The Possible Role of MAP in Parkinson’s Disease

 

Mycobacterium avium spp paratuberculosis (MAP) has been found in a number of different human diseases. The role that MAP plays in any of these conditions is still the subject of debate, and further research is necessary. Human Para will add research studies as they are released.

M. paratuberculosis and Parkinson’s disease–is this a trigger. (December 2014)
Recent genetic research has discovered an association between Crohn’s disease, leprosy and Parkinson’s disease (CARD15).  These genetic profiles are associated with the susceptibility to intracellular pathogens, such as mycobacteria. The author proposes that the genetic defects found in PD create a “permissive” environment for infection with MAP, which begins as an intestinal infection and spreads via the vagus nerve to the central nervous system.

Is there a role for Mycobacterium avium subspecies paratuberculosis in Parkinson’s disease? (April 2016)
The researchers here looked at whether it would be possible for antibodies to MAP to cross-react with the “self” Znt proteins associated with Parkinson to trigger the disease by a molecular mimicry model. The immune response toward MAP3865c protein, ZnT3 and ZnT10 was evaluated. The researchers found the presence of MAP DNA in PD patients by PCR and antibodies to MAP3865c proteins, which is consistent with MAP infection but not cross-reaction with human Znt proteins.

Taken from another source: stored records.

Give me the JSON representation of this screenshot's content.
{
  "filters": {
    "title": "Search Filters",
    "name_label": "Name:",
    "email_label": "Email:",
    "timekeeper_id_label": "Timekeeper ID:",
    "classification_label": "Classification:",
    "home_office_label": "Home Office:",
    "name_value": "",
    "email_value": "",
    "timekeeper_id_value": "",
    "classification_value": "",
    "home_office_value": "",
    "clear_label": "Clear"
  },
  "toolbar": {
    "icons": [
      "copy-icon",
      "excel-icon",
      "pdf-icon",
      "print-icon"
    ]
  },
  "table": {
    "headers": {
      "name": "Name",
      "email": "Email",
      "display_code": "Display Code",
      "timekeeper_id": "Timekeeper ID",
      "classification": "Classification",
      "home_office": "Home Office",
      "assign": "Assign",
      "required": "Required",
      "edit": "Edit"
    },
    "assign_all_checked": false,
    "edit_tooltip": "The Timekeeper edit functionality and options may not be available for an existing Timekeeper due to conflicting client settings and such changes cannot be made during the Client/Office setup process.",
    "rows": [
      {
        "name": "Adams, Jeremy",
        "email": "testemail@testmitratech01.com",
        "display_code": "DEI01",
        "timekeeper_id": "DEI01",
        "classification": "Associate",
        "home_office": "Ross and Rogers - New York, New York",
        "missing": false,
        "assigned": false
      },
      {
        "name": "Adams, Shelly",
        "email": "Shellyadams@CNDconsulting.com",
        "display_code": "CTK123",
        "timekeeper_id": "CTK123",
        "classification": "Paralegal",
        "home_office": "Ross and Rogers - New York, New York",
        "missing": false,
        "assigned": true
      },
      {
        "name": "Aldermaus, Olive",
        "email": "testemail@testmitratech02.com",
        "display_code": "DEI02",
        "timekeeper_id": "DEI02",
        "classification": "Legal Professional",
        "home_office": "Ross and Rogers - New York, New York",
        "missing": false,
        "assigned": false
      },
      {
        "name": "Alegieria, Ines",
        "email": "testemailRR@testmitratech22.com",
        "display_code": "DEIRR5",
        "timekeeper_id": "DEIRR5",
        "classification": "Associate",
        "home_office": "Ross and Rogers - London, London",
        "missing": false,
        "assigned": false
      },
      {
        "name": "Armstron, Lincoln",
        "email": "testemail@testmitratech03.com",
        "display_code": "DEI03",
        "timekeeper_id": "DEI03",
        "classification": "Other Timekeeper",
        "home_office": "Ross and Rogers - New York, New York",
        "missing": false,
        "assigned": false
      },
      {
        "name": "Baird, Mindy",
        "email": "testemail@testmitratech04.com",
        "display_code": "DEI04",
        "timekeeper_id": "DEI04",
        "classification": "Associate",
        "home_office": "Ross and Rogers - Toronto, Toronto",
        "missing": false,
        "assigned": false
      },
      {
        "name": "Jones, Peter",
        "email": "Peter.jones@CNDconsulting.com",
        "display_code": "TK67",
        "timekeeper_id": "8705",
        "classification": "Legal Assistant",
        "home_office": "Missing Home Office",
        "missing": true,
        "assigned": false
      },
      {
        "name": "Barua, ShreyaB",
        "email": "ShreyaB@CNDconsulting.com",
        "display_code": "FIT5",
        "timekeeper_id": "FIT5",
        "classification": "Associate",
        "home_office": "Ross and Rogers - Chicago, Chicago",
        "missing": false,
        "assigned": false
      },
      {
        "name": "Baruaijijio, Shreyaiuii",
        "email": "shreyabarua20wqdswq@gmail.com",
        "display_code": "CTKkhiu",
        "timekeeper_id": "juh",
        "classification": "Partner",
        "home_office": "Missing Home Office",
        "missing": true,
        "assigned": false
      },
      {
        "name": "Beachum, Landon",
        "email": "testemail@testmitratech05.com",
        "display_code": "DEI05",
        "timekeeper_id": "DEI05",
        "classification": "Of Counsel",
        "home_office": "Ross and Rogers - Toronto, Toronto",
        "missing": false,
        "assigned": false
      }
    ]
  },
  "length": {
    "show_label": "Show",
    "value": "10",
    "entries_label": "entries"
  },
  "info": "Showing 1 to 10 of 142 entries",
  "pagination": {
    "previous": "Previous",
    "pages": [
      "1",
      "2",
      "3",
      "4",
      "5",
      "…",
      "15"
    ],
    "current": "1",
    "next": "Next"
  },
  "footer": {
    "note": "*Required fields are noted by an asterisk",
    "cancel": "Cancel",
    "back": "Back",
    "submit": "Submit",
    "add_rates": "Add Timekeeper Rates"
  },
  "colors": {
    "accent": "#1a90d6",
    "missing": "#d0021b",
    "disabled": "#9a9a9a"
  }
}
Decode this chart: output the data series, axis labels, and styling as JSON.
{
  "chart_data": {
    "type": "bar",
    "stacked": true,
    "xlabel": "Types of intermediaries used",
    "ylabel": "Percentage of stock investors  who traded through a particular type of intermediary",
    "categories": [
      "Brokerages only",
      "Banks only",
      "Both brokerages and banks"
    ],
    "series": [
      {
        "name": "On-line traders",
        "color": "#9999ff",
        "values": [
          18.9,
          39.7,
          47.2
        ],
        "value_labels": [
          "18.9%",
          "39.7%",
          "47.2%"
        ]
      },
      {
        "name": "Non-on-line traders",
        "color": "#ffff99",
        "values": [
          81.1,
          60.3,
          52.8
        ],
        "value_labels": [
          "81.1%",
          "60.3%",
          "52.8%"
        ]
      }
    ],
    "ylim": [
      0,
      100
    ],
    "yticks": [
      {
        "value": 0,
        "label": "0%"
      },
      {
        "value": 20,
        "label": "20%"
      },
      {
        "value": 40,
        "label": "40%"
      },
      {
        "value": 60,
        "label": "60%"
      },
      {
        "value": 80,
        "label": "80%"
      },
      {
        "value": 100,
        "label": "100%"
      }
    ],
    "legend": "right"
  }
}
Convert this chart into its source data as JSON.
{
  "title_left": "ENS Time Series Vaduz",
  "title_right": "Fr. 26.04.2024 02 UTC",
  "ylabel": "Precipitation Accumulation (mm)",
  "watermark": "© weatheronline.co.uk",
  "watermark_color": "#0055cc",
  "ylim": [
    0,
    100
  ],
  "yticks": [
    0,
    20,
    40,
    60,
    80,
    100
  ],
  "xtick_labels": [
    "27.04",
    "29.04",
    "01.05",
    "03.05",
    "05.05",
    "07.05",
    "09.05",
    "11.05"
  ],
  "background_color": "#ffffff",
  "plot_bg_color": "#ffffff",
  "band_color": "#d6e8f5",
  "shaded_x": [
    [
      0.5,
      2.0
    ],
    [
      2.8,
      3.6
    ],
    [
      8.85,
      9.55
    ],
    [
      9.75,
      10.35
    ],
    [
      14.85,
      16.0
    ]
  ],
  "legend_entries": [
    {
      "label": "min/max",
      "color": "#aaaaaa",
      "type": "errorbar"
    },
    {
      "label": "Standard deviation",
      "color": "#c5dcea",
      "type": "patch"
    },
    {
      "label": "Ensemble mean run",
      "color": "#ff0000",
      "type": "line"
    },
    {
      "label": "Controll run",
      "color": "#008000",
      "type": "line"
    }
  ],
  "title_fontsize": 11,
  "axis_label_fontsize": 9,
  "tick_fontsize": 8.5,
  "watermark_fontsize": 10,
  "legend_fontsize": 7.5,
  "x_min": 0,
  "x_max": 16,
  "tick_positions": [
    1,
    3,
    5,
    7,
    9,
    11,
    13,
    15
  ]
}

Functional variants in the LRRK2 gene confer shared effects on risk for Crohn’s disease and Parkinson’s disease. (January 2018)
Researchers conducted a genome-wide association study in 2,066 Crohn’s disease patients and 3,633 controls from the Ashkenazi Jewish population. Variants in the LRRK2 gene were found to confer risk or protection from Crohn’s disease. Variants in the LRRK2 gene are also known risk factors for Parkinson’s disease . The cohort was extended to 24,570 Crohn’s, Parkinson’s and control subjects of Jewish and non-Jewish heritage. The same risk and protective effects were seen in this group, with one LRRK2 mutation carrying a risk of Crohn’s or Parkinson’s disease, and the other mutation providing a protective effect. These results suggest that the two diseases are more likely to occur together, and may share a similar cause. Also of note: These same mutations in the LRRK2 gene are known to increase susceptibility to mycobacterial disease such as tuberculosis and leprosy.